JCOG Data Center/Operations Office, National Cancer Center Hospital, Tokyo, Japan.
Department of Surgical Oncology, Hiroshima University, Hiroshima, Japan.
Jpn J Clin Oncol. 2020 Sep 28;50(10):1209-1213. doi: 10.1093/jjco/hyaa107.

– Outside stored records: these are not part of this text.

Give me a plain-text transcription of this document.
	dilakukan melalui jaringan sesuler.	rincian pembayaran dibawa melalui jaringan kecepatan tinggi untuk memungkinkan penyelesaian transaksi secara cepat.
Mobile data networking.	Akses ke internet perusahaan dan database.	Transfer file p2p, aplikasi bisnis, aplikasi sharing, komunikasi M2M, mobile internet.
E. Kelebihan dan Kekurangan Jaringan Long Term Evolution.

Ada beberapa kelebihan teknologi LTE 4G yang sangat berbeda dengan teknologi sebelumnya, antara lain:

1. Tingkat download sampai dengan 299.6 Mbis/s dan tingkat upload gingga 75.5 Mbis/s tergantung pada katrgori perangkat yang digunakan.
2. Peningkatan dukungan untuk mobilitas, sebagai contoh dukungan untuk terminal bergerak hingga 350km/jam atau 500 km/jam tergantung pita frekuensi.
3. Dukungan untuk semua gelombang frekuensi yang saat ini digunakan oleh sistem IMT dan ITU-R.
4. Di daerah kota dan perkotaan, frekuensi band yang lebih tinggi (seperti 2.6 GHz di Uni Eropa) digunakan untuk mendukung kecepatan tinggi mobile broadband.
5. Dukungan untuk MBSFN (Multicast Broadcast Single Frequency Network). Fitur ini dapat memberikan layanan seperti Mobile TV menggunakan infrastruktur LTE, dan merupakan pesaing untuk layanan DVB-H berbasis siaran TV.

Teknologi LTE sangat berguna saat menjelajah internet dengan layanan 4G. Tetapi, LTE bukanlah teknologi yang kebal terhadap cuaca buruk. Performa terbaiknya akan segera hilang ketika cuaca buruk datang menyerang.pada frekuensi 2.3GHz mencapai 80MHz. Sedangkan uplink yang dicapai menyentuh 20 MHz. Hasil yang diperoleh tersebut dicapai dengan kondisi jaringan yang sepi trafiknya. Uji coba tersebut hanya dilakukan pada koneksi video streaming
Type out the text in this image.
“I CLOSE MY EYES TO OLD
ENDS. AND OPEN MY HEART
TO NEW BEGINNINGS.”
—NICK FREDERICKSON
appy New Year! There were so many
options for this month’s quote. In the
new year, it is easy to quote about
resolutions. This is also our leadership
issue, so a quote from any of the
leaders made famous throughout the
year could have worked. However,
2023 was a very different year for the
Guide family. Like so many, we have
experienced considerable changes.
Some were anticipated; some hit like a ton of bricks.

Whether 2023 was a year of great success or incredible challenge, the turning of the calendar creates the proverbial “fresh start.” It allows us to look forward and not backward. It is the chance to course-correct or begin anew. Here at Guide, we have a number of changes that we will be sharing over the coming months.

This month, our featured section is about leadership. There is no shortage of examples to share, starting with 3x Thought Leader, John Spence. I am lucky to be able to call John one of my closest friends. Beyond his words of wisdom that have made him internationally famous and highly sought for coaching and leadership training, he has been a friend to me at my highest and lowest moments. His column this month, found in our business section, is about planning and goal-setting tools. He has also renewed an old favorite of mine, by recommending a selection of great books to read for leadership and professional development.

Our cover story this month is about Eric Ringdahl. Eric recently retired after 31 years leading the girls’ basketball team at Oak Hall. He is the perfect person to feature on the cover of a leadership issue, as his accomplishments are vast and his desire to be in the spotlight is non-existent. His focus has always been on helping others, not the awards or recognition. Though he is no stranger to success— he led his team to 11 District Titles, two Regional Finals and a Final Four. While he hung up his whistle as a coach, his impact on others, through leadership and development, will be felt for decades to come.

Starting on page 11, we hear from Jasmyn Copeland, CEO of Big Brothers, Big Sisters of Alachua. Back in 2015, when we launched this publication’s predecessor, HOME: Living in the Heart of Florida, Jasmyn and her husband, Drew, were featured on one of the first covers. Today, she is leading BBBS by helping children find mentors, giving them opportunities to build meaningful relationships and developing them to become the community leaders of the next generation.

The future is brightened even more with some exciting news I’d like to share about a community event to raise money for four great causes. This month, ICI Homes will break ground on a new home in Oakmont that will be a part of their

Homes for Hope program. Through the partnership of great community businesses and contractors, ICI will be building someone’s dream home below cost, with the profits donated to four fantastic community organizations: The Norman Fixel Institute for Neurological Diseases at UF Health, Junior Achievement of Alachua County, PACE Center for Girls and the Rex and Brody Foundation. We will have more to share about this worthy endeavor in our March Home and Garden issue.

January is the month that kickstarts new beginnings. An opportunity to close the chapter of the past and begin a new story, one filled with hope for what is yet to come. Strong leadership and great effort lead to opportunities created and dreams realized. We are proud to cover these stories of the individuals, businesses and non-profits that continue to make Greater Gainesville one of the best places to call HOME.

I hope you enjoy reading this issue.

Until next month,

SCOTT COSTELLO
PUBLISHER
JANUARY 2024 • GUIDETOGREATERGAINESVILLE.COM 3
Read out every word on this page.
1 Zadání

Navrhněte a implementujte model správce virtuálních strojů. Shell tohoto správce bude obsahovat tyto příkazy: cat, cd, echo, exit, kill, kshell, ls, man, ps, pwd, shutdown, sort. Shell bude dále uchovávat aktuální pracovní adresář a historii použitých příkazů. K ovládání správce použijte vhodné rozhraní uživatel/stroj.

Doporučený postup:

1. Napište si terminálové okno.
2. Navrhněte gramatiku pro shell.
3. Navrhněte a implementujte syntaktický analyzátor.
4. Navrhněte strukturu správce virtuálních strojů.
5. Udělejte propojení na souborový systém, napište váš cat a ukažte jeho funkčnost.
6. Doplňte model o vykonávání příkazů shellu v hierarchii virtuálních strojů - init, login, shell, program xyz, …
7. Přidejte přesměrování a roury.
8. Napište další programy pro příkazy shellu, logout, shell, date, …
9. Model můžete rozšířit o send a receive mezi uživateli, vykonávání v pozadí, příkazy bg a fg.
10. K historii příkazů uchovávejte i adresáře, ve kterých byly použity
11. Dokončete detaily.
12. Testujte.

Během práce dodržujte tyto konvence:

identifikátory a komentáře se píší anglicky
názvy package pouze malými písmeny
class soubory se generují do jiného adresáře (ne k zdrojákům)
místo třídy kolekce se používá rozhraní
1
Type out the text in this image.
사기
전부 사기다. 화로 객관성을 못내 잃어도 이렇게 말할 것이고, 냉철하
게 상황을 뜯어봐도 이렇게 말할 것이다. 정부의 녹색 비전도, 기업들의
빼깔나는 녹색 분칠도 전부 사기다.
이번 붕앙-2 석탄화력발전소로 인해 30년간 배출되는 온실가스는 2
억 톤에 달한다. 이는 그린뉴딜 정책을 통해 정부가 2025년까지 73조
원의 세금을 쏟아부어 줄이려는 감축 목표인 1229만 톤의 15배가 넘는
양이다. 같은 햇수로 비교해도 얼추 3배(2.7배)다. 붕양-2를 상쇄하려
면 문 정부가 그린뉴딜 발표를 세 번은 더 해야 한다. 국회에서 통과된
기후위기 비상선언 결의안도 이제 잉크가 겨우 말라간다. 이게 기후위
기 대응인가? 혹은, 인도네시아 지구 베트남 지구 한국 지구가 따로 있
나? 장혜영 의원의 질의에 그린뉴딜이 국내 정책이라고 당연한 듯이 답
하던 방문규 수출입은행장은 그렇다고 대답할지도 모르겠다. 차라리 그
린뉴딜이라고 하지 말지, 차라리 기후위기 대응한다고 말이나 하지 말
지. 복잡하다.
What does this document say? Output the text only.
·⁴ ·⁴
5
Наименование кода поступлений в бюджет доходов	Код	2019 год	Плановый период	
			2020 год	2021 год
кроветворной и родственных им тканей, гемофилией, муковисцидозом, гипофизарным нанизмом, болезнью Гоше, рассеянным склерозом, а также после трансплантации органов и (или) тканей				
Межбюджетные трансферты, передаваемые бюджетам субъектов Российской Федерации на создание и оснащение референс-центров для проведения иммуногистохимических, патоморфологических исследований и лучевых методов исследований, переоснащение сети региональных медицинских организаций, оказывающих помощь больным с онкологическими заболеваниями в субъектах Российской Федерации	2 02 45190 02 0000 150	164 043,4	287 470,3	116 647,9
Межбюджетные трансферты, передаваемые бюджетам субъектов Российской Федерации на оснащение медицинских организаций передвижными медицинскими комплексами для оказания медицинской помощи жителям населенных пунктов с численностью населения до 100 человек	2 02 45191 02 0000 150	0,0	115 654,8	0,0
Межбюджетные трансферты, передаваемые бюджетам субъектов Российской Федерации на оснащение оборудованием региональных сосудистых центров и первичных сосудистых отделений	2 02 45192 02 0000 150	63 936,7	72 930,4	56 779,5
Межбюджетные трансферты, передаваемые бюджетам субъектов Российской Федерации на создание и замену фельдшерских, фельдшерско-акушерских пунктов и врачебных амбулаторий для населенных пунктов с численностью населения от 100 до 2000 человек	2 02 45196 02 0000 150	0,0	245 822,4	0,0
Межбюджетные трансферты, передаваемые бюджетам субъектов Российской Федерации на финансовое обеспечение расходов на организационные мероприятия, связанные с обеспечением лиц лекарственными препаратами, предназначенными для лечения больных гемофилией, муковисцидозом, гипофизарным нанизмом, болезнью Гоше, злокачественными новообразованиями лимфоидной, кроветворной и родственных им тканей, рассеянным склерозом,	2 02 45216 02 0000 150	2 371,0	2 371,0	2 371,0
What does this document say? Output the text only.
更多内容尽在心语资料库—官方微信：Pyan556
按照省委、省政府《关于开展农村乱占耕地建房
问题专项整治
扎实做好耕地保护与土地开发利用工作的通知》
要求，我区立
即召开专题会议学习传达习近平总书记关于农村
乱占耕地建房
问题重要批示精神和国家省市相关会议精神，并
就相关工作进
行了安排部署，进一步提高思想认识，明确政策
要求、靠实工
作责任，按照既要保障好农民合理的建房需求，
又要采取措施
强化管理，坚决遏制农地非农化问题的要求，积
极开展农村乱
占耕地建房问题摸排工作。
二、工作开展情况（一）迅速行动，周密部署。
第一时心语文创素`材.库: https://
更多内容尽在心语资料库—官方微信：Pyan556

Anatomical segmentectomy or wedge resection is recommended for high-risk operable patients with clinical stage IA non-small cell lung cancer in guidelines of the National Comprehensive Cancer Network and the Japanese Lung Cancer Society. However, there is no clear evidence comparing the sublobar resections. The less invasive and more generally performed is wedge resection but anatomical segmentectomy may have better survival benefits than wedge resection owing to its superiority in locoregional control. In April 2020, we have initiated a randomized phase III trial in Japan to confirm the superiority of anatomical segmentectomy over wedge resection in high-risk operable patients with clinical stage IA non-small cell lung cancer. We plan to enroll a total of 370 patients from 47 institutions over a period of 5 years. The primary endpoint is overall survival; the secondary endpoints are adverse events, postoperative respiratory function, relapse-free survival, proportion of local recurrence, operative time and blood loss.
解剖性肺段切除术或楔形切除术推荐用于美国国家综合癌症网络和日本肺癌学会指南中具有临床ⅠA 期非小细胞肺癌高危因素的可手术患者。然而,目前并没有明确的证据比较亚肺叶切除术。侵袭性较小、更为常用的术式是楔形切除术,但由于解剖性肺段切除术在局部区域控制方面的优势,可能比楔形切除术具有更好的生存获益。2020 年 4 月,我们在日本启动了一项随机 III 期临床试验,以确认解剖性肺段切除术在临床ⅠA 期非小细胞肺癌高危可手术患者中优于楔形切除术。我们计划在 5 年内从 47 家机构共招募 370 名患者。主要终点是总生存期;次要终点是不良事件、术后呼吸功能、无复发生存期、局部复发比例、手术时间和出血量。